Dave Brown, of London Fire Brigade, said: "We're attending the highest number of grass fires since 2006 but we are more than able to cope with every incident in London.
"Grass fires can cause a great deal of damage to open spaces and wildlife, and can be avoided by making sure that cigarettes and barbecues are extinguished properly, and that glass bottles are disposed of carefully."
Officers were called to Mitcham Common yesterday when flames burned through grass and gorse in an area the size of four football pitches.
London Fire Brigade (LFB) has already dealt with twice as many grass fires in this summer's heatwave compared with last year.
Firefighters near Dublin had to use golf carts to ferry equipment to the blaze at Howth Head
In Dorset, a 16-year-old boy has been arrested on suspicion of arson following two major heath fires in the Poole area this week. According to the Bournemouth Echo, officers made the arrest following a blaze on Canford Heath on Tuesday, and a further fire on Ham Common on Wednesday.

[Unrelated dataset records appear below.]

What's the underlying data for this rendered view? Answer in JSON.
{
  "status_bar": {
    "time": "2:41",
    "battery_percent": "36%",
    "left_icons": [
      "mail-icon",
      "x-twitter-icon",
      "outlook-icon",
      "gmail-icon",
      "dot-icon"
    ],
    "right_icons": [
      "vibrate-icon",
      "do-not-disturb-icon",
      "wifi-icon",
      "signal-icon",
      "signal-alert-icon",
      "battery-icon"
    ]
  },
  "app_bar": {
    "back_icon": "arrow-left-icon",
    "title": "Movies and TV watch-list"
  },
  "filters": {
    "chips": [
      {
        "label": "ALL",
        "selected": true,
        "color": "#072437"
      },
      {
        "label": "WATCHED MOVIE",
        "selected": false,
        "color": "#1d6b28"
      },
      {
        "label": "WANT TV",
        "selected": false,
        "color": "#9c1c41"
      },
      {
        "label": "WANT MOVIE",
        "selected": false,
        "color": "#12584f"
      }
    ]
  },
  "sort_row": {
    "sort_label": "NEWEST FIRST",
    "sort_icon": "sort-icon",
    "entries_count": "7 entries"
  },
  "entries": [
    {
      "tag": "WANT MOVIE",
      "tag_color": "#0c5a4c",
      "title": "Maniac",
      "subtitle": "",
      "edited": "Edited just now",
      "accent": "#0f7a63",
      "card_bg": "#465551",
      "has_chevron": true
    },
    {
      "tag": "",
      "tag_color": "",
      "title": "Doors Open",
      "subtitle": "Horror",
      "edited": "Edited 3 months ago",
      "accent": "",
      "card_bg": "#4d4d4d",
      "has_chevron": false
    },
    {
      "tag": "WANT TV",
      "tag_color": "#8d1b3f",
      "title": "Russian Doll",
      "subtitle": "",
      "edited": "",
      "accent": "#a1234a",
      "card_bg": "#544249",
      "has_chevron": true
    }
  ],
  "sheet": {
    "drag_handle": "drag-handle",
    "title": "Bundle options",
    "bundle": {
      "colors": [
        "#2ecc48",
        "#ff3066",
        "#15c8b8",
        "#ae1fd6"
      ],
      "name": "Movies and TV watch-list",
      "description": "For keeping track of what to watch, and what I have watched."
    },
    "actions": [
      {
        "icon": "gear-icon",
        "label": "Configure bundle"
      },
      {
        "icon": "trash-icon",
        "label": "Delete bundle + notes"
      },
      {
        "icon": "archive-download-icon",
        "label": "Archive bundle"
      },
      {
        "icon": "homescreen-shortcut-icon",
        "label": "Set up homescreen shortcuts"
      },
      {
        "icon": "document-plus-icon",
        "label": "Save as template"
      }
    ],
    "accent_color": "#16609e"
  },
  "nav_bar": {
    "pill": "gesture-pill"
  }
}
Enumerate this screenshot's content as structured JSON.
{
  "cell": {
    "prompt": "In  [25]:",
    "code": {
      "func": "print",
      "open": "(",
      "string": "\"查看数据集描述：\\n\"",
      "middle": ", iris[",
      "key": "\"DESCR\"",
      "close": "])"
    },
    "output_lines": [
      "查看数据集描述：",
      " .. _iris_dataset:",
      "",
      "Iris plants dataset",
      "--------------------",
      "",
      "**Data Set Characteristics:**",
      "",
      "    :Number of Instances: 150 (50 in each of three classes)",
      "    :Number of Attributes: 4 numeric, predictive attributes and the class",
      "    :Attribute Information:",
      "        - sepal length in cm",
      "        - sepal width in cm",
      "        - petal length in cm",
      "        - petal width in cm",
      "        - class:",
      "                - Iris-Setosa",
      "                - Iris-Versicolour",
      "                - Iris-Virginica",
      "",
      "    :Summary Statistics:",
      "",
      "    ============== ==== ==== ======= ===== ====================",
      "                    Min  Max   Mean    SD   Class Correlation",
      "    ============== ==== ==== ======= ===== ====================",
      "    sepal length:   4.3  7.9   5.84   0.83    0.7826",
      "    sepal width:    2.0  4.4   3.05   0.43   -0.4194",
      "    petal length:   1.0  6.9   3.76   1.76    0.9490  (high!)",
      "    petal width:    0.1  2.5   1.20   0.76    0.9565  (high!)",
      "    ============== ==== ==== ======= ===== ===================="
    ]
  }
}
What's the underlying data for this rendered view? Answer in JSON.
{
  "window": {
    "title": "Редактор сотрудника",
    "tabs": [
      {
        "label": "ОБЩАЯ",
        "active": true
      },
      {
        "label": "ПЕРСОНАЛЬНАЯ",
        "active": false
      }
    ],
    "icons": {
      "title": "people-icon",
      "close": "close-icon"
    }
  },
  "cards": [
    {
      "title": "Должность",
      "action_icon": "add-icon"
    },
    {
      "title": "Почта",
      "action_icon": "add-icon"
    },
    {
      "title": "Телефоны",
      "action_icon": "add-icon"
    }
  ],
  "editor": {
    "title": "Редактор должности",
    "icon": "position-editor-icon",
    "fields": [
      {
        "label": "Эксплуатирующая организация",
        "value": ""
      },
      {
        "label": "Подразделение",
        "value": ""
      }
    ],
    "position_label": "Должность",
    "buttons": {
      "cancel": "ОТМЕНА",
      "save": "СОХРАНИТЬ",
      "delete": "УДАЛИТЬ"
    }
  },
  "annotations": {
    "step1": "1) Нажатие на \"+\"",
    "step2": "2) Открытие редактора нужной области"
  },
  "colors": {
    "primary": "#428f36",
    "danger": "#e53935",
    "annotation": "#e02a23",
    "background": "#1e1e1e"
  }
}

Inspector Ian Roe of Dorset Police said officers would continue to patrol in key heathland areas. "I ask the public to remain vigilant and to report any suspicious behaviour especially in the prevailing hot and dry weather conditions.”
Irish firefighters had to use golf buggies to reach gorse fires at Howth Head near Dublin. The blaze, which social media users likened to a volcano, was eventually brought under control.
A fire brigade spokesman told the Irish Times: "We are basically relaying water, filling the pump, using it, and filling it again - because there isn’t a running water supply up there that we can access."
The Daily Telegraph reports that Avon Fire and Rescue Service has responded to three times as many grass, bush and rubbish fires as usual, with disposable barbecues being a particular culprit. Hertfordshire Fire and Rescue Service report similar levels of call-outs for grass fires.